If you’re in the market for being persuaded by serious argument, you’re persuaded by those who offer serious argument — numbers, logic, history. And that means bloggers. Not the press, not officials, but bloggers.
It’s not a perfect system. Bloggers, in my experience, tend to herd and so to pile on emphasizing some point while not emphasizing others. (In the case of medicine, my single biggest complaint here is far too little discussion about the SUPPLY of medical professionals, because of the artificial restraints that the AMA imposes on schools so as to keep numbers low and salaries high; followed by complaints about how med school is funded.)
I’d say medical bloggers still too much follow the agenda and the channels of thought erected by those with a political agenda, rather than pointing out genuinely important issues which aren’t reactions to the political atmosphere. But still, you take your information (as opposed to propaganda) where you can get it, and right now health bloggers is where you get it.
Which is why I very rarely ever watch the Sunday talking heads programs any more.
Public opinion research actually gives some reason to think that having an audience made up of “journalists, elected officials, Congressional and White House staffers, police officers, health care system managers, teachers, judges, economists, social workers, physicians, university administrators, business leaders, civil servants, policy analysts” will actually affect public opinion appreciably over time and indirectly.
This is because many of these folks are essential to the formation of public opinion through disseminating political information and indeed making policy which is then reported upon.
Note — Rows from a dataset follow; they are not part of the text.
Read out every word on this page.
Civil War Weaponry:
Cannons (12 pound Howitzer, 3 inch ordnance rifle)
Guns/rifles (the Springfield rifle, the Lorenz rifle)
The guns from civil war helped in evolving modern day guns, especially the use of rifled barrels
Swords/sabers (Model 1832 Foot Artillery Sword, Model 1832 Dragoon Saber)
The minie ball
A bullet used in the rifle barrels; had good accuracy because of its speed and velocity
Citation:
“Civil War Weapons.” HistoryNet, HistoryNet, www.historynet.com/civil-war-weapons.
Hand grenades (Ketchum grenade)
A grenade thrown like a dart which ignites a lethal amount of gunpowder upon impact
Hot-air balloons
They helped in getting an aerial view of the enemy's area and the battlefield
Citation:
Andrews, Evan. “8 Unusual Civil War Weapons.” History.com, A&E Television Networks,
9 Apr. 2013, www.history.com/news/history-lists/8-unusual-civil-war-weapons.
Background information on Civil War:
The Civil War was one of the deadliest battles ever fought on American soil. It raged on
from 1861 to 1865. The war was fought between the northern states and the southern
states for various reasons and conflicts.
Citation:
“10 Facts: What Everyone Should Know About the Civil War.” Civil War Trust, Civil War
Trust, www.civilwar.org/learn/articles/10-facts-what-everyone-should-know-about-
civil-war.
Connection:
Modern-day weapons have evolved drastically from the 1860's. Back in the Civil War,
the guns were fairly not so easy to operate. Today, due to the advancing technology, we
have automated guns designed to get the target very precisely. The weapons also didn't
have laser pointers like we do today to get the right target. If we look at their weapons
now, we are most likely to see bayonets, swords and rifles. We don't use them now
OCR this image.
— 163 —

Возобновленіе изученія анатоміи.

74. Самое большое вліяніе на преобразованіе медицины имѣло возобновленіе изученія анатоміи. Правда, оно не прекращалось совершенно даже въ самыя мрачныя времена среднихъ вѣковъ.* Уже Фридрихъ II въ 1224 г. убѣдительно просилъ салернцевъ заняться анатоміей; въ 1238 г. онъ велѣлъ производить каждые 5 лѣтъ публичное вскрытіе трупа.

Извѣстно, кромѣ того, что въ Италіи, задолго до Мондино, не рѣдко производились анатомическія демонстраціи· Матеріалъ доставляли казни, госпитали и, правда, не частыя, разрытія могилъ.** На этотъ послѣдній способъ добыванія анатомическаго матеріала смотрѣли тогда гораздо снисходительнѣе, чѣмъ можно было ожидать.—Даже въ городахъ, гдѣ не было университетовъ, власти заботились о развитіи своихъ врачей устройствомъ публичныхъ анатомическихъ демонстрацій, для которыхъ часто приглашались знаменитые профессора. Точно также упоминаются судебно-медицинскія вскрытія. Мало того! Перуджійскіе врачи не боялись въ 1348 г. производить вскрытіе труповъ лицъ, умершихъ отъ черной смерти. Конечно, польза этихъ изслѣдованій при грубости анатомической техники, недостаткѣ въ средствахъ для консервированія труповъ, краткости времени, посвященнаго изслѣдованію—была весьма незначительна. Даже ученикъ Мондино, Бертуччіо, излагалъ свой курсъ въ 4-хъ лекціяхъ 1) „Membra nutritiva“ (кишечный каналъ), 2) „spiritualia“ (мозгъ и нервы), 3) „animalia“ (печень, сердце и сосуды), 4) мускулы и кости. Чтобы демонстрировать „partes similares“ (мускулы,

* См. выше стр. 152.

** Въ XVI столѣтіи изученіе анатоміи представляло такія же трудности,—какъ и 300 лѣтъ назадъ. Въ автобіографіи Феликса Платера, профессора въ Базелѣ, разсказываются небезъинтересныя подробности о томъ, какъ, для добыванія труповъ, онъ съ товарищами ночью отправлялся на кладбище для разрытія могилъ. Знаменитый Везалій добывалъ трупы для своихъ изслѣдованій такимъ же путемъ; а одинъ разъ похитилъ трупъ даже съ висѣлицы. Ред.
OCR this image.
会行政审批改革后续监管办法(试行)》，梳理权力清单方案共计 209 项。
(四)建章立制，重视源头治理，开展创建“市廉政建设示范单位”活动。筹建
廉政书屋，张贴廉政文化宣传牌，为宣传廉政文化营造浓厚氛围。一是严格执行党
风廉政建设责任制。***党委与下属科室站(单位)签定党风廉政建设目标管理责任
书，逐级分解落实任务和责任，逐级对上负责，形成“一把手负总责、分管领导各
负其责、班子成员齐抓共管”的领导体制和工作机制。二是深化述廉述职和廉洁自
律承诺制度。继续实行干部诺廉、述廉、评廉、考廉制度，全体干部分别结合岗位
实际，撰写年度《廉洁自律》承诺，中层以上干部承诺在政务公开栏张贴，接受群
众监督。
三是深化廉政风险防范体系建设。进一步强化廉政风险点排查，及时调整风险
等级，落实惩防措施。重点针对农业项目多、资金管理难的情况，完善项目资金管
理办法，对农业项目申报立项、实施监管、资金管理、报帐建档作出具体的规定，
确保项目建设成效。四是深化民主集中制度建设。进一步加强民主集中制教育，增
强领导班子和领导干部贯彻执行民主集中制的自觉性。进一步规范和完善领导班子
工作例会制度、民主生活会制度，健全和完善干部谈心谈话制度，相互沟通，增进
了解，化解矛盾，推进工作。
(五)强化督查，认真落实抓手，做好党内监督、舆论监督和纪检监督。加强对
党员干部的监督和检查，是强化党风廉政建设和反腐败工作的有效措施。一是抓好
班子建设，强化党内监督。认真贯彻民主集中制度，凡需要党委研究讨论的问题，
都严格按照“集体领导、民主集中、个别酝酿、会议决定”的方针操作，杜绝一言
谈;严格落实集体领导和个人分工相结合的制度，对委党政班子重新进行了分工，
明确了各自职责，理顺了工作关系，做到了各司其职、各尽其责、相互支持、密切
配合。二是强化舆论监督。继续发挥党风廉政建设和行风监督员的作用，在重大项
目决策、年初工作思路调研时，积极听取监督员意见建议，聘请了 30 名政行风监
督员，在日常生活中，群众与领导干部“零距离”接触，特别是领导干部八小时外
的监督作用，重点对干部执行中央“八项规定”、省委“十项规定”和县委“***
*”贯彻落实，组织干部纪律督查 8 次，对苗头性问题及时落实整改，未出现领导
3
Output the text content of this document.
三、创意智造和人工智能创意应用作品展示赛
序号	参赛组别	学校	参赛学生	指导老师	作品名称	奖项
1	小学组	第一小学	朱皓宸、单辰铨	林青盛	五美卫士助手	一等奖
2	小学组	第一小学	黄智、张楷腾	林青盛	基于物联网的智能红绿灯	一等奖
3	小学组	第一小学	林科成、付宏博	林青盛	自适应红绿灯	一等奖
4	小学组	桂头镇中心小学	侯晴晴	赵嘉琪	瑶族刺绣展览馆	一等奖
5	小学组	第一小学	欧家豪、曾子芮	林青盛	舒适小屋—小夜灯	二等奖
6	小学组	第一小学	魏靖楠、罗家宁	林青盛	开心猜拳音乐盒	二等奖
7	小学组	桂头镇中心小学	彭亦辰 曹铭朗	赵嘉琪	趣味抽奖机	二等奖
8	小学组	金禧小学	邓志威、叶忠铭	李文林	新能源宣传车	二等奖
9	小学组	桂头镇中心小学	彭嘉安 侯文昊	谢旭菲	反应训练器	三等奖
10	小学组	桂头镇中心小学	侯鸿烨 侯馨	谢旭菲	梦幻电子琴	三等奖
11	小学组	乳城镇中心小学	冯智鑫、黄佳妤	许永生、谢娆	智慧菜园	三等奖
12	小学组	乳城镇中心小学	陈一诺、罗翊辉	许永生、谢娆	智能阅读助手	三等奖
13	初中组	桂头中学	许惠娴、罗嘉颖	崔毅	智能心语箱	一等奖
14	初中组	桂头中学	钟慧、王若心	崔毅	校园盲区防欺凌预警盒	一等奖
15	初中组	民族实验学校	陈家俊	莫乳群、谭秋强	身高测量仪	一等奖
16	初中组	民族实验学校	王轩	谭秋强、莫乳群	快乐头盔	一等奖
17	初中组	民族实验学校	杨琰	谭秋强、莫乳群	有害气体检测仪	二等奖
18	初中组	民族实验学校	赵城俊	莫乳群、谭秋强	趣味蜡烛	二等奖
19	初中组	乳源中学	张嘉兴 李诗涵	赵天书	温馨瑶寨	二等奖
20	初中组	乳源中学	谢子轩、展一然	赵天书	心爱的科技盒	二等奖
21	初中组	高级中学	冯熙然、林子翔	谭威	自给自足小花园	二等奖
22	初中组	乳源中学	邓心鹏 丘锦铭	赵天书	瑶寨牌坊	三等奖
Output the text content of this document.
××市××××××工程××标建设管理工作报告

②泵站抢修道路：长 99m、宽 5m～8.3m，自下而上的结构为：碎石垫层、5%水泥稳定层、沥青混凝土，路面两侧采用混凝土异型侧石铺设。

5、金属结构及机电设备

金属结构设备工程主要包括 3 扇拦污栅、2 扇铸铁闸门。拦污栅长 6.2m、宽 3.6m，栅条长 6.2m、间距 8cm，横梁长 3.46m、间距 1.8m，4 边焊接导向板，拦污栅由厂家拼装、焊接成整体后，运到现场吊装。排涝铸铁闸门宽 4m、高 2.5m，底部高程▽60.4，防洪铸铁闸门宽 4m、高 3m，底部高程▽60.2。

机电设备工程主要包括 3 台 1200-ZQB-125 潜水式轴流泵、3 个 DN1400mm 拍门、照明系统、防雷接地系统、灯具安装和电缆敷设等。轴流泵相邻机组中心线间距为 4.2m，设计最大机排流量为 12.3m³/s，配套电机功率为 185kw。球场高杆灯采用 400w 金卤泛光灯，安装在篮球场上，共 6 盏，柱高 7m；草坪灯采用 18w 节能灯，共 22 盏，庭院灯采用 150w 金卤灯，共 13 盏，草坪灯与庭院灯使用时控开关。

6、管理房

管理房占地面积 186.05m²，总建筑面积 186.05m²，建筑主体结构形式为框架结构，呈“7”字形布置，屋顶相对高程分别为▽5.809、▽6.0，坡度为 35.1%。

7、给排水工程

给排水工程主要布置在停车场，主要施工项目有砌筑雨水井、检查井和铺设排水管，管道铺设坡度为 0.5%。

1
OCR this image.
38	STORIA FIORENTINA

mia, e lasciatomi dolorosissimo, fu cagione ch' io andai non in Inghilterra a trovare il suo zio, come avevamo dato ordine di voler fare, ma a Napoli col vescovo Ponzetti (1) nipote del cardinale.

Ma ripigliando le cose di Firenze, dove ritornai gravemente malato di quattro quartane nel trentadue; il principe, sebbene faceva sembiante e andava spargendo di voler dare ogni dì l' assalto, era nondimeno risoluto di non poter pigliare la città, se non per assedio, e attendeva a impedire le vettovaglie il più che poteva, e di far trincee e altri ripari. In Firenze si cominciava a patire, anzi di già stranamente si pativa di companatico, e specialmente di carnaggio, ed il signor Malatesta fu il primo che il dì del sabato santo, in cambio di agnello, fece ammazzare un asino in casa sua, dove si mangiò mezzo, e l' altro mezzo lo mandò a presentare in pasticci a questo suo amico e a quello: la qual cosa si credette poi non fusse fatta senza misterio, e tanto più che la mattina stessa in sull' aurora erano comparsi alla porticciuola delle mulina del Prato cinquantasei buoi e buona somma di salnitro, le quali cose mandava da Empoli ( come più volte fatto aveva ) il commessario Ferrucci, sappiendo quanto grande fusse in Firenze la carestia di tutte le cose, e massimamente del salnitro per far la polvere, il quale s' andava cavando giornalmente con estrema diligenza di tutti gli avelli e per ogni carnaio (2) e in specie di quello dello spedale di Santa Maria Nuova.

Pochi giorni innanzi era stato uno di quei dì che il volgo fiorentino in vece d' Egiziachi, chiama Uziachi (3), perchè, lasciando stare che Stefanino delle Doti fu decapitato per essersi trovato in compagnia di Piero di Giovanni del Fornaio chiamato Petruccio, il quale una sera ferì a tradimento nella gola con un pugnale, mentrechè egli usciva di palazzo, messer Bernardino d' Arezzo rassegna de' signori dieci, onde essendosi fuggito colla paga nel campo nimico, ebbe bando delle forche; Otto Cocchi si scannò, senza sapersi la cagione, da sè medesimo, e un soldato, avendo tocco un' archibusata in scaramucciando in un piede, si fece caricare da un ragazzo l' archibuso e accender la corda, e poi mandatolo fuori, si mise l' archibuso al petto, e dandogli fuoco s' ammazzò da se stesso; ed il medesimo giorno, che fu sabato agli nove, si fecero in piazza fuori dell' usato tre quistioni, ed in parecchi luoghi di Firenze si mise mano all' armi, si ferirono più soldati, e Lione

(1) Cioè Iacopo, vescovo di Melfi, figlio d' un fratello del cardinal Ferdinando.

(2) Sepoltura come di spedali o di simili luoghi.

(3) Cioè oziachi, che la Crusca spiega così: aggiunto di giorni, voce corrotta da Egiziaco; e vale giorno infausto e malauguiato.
Popular attitudes are constituted by the differential absorption of these elite communications. (John Zaller’s work is one of the touchstones of this view).
Having an influential audience therefore means that your influence goes both up to affect policy directly, as you note, but also down as elites publicly debate these policies.
Thanks Kevin. Do you think that means that the research that Gardner cites is wrong, re: The ACA?
It’s not exactly wrong, but having looked at it quickly, it looks like the operationalization of his independent variable (speeches and press releases of Senators for elite discourse more generally) should not really be expected to have much an effect on an issue like health care.
Although elite discourse helps constitute wider public opinion, it can’t guide it by the nose. It has its greatest impact on new and unfamiliar topics, when the (attentive) public is still trying to understand what this issue is all about. But for an issue like health care that has been salient for a long period-and so has had most of the relevant sides try to frame the issue and the public has adopted some subset of the available frames-there is no reason to expect normal perturbations of elite discourse to have an appreciable impact. People’s minds are already made up. That being said, univocal or unopposed elite support/opposition for something is entirely different, and can be expected to shift public opinion even on mature issues, but this was not the case with the Obamacare debate, to put it mildly.
It seems to me that policy bloggers are often in the unique position of being ahead of both the public and most influential public figures on the political issues of tomorrow, having done research or thought about these otherwise obscure issues for some time. For this reason, they are operating at the bleeding edge of the aforementioned ‘new and unfamiliar topics’ which are so much more susceptible to the kinds of framing effects Gardner talks about. This should make for potent, if highly indirect, influence on these issues if and when they emerge on the agenda, given an RBC-like audience.
Individuals do make judgments about the frames offered by elites, even if they’re only decisions about which best fit their priors.
Thanks. Very informative. Please keep commenting here.